Perchance tools journal

2024-06-09

Write documentation explaining the process for creating a perchance code from a thesaurus.

2024-06-07

Setup typecheck as part of the default tox tasks.
Add tests if appropriated (digital-notes and perchance-tools)
Review the code and refactor it if appropriated.

2024-06-05

Setup and push a version of digital-notes

2024-06-04

Add cache capabilities in llm-assistant.
- It uses the integrated langchain.community.SQLiteCache
- Add new parameters in the configuration file: use_cache, cache_file
Create test for the custom method of llm-assistant api.
There is a separated cache library: cache3
- I might use this for word-def

2024-05-30

Simplify the WordDict data structure.

The markdown-to-yml creates a list of dicts:

root = [
    {
        "Personnages":
        [
            {
                "Nouns":
                [
                    {
                        "words": []
                    }
                ]
            },
            {
                "Adjectives":
                [
                    ...
                ]
            }
        ]
    },
    {
        "Places":
        [
            ...
        ]
    }
]

This is not necessary. Instead, we can simply have a dictionary of dictionaries.

root = [
    {
        "Personnages":
         {
             "Nouns":
             {
                 "words": []
             },
             "Adjectives":
             {
                 ...
             }
         }
    },
    {
        "Places":
        {
            ...
        }
    }
]

2024-05-05

Setup a cache mechanism to save the responses of gpt4. I should actually implement that in the llm assistant.

I could not continue because I don't have the full list of words in this computer and I can't access giove.

2024-04-22

Simplified the yaml format. The category names are keys on the underlying dictionary.

2024-04-17

Created the perchance-tools repository. It currently has one working command only: markdown-to-yml.
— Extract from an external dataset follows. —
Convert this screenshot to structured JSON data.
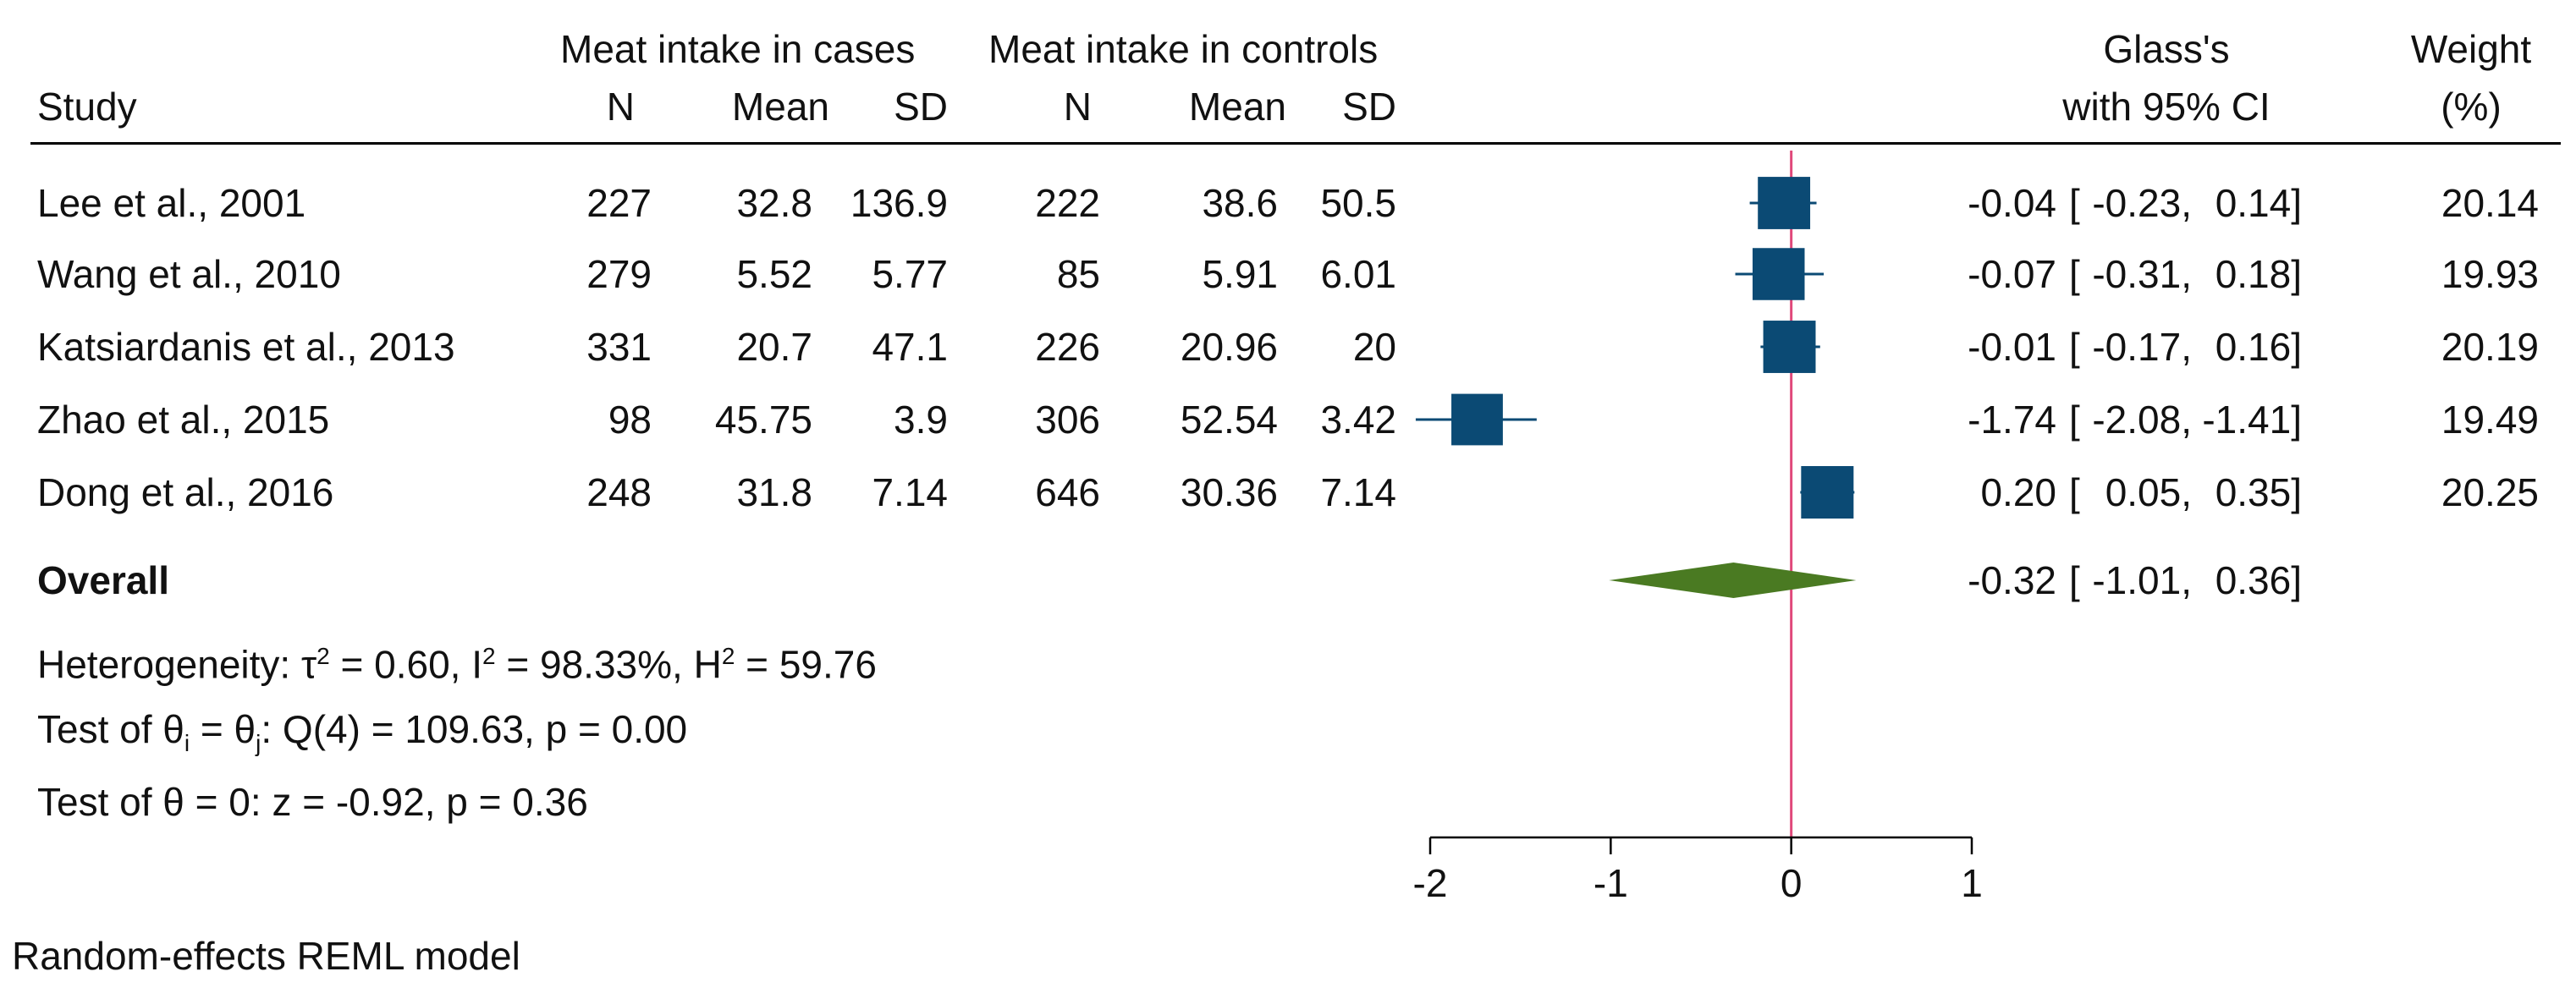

The correct-words command is partially working. I already have the code that traverses the yml file and generates a prompt from it. The next step is to connect with llm-assistant and generate a yml file with the corrections applied.

The next step is code the translate-attributes.

2024-04-10

Decided to first create a tool in which I can create custom prompts to interact with OpenAI. The idea is to use this tool to make the corrections in the list of words.

2024-03-29

Error during creation of all.yml

I noticed that the all.yml file stopped in chronology. That alson explains the unexpected low number of lines (~4K). I need to regenerate everything. That is a good time to stop and think in a better approach for the text correction.

I corrected the creation of all.yml file.

Corrections made by ChatGPT

I used the original prompt of word-guru. This prompt was designed to correct complete texts and not isolated words. It does not work very well because when providing a word that is rarely used although it is written correctly, the LLM tends to give a similar word that it is more popular.

Examples:

donzelle -> demoiselle
jouvenceau -> jeunesse
petiot -> petit
se manier -> se manifester
souquenille -> sacoin

It would be better to pass a context. For example, saying that the given list of words belong to a category (vêtements, adjectives pour décrire la jeunesse...).

There is also a second advantage of doing that: The current prompt sends a lot of context for just a single word. We may get better results and reduce OpenAI consumption by passing the complete list.

2024-03-23

Pipeline

Digitalize thesaurus from a specialized book.
Format the digitization using markdown headers.
Convert the markdown to yml.
Translate yml keys to english. Correct eventual typos of words (in the target language)
Convert to perchance format (also sort alphabetically).